In the fifth Test match Oldfield caught Hobbs in the first innings and stumped him in the second. In the first innings he caught him wide on the leg side off Gregory; this catch, says Wisden (1926), greatly influenced the course of the match - Australia in fact, went on to win by 307 runs. In the second innings Oldfield stumped Hobbs for 13, the bowler being a newcomer to Test cricket named Clarrie Grimmett, who signalled his arrival by taking five for 45 in the first innings and six for 37 in the second. Four of Grimmett's victims were stumped by Oldfield.

He missed only one other Test in his career, the fourth Test of the 1932/33 Bodyline series. In the notorious third Test at Adelaide, the English Bodyline tactic of bowling fast balls directed at the Australian batsmen's bodies reached its most dramatic moment when a ball from fast bowler Harold Larwood hit Oldfield in the head, fracturing his skull (although this was from a top edge off a traditional non-Bodyline ball and Oldfield admitted it was his fault). Oldfield was carried from the ground unconscious. He recovered in time for the fifth Test of the series. Always an easy-going personality, Oldfield immediately forgave Larwood for the incident, and the two eventually became firm friends when Larwood later emigrated to Australia. Oldfield played Test cricket for four more years, ending his career in 1937. He was named a Wisden Cricketer of the Year for 1927.

Australia toured England in 1934; Oldfield's wicketkeeping was as good as ever, and, as usual, he rendered good service in the lower half of the batting order. His last game against England was in the fifth Test at Melbourne, in 1937, when Australia, having lost the first two Tests, came up from behind to win the match, and the Ashes. His farewell performance in a Test match was highly successful; he sent back Barnett, Allen and Voce in England's first innings and did not give away a bye in either innings. Altogether Bert Oldfield played in 38 Tests against England. Ten of his eleven matches against South Africa and all five against the West Indies were played towards the close of his career, so it is chiefly in the matches against England that he will be remembered. There can be no doubt that he was at his peak in the 1924/25 series against Gilligan's men; and in the 1926 tour of England.

Oldfield played 54 Tests for Australia, scoring 1,427 runs at an average of 22.65, and taking 78 catches and 52 stumpings. His tally of 52 stumpings remains a Test career world record; 28 were off Clarrie Grimmett alone. In first-class cricket he played 245 matches, scoring 6,135 runs at an average of 23.77, and taking 399 catches and 263 stumpings.

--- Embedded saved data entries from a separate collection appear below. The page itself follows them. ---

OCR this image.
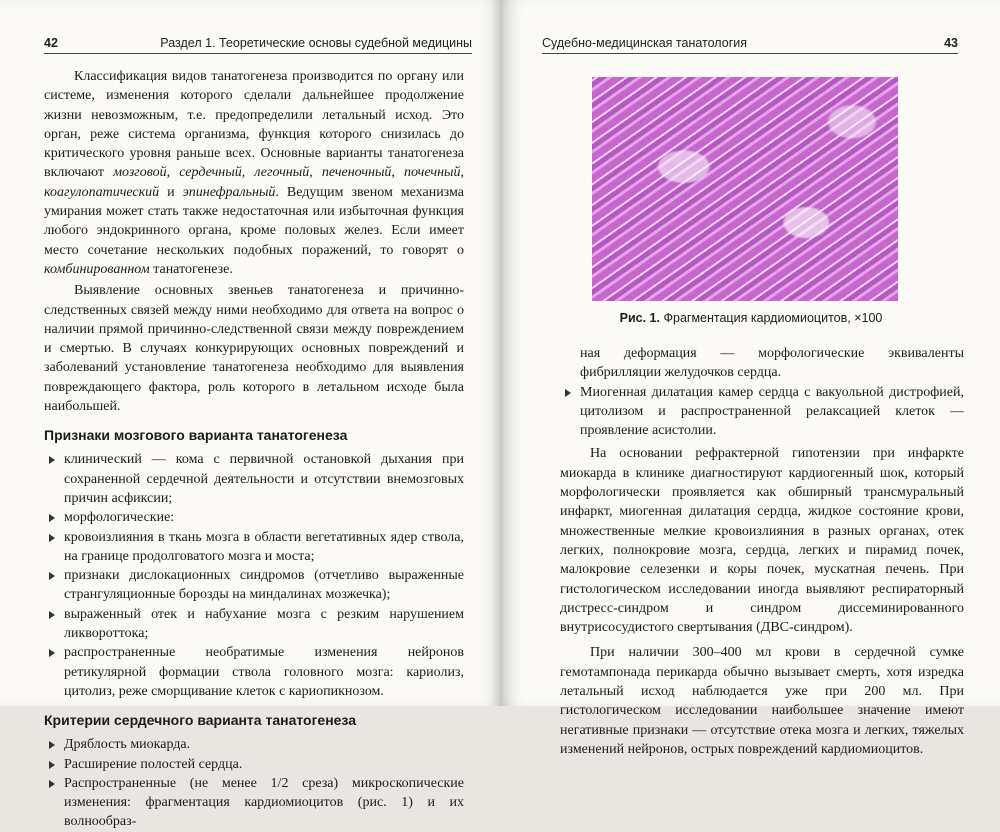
42	Раздел 1. Теоретические основы судебной медицины

Классификация видов танатогенеза производится по органу или системе, изменения которого сделали дальнейшее продолжение жизни невозможным, т.е. предопределили летальный исход. Это орган, реже система организма, функция которого снизилась до критического уровня раньше всех. Основные варианты танатогенеза включают мозговой, сердечный, легочный, печеночный, почечный, коагулопатический и эпинефральный. Ведущим звеном механизма умирания может стать также недостаточная или избыточная функция любого эндокринного органа, кроме половых желез. Если имеет место сочетание нескольких подобных поражений, то говорят о комбинированном танатогенезе.

Выявление основных звеньев танатогенеза и причинно-следственных связей между ними необходимо для ответа на вопрос о наличии прямой причинно-следственной связи между повреждением и смертью. В случаях конкурирующих основных повреждений и заболеваний установление танатогенеза необходимо для выявления повреждающего фактора, роль которого в летальном исходе была наибольшей.

Признаки мозгового варианта танатогенеза
клинический — кома с первичной остановкой дыхания при сохраненной сердечной деятельности и отсутствии внемозговых причин асфиксии;
морфологические:
кровоизлияния в ткань мозга в области вегетативных ядер ствола, на границе продолговатого мозга и моста;
признаки дислокационных синдромов (отчетливо выраженные странгуляционные борозды на миндалинах мозжечка);
выраженный отек и набухание мозга с резким нарушением ликвороттока;
распространенные необратимые изменения нейронов ретикулярной формации ствола головного мозга: кариолиз, цитолиз, реже сморщивание клеток с кариопикнозом.
Критерии сердечного варианта танатогенеза
Дряблость миокарда.
Расширение полостей сердца.
Распространенные (не менее 1/2 среза) микроскопические изменения: фрагментация кардиомиоцитов (рис. 1) и их волнообраз-
Судебно-медицинская танатология	43
Рис. 1. Фрагментация кардиомиоцитов, ×100
ная деформация — морфологические эквиваленты фибрилляции желудочков сердца.
Миогенная дилатация камер сердца с вакуольной дистрофией, цитолизом и распространенной релаксацией клеток — проявление асистолии.

На основании рефрактерной гипотензии при инфаркте миокарда в клинике диагностируют кардиогенный шок, который морфологически проявляется как обширный трансмуральный инфаркт, миогенная дилатация сердца, жидкое состояние крови, множественные мелкие кровоизлияния в разных органах, отек легких, полнокровие мозга, сердца, легких и пирамид почек, малокровие селезенки и коры почек, мускатная печень. При гистологическом исследовании иногда выявляют респираторный дистресс-синдром и синдром диссеминированного внутрисосудистого свертывания (ДВС-синдром).

При наличии 300–400 мл крови в сердечной сумке гемотампонада перикарда обычно вызывает смерть, хотя изредка летальный исход наблюдается уже при 200 мл. При гистологическом исследовании наибольшее значение имеют негативные признаки — отсутствие отека мозга и легких, тяжелых изменений нейронов, острых повреждений кардиомиоцитов.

In November 1939 Bert Oldfield was commissioned as a Lieutenant in the 17th Infantry Battalion, Citizen Military Forces. He transferred to the AIF in April 1941 and worked with the Australian Army Amenities Service, was promoted to Captain the same year then to Major in 1943. Bert was posted to Headquarters, Second Australian Corps at the time of his discharge from the AIF in March 1946. Bert Oldfield still ranks in the top ten Australian Wicket Keepers with 130 dismissals over a Test Cricket career of 54 matches. Bert Oldfield’s cricket bat is on display at the Army Museum of New South Wales.

After retiring from cricket he coached, taking several schoolboys teams on overseas tours. In 1964, he spent a month coaching cricketers in Ethiopia, and met Haile Selassie. He was awarded an MBE in 1970. In 1988 a public school in Seven Hills, New South Wales was renamed as Bert Oldfield Public School to commemorate his life. A cricket oval in the Sydney suburb of Killara, where he lived later in life, is named in Oldfield's honour.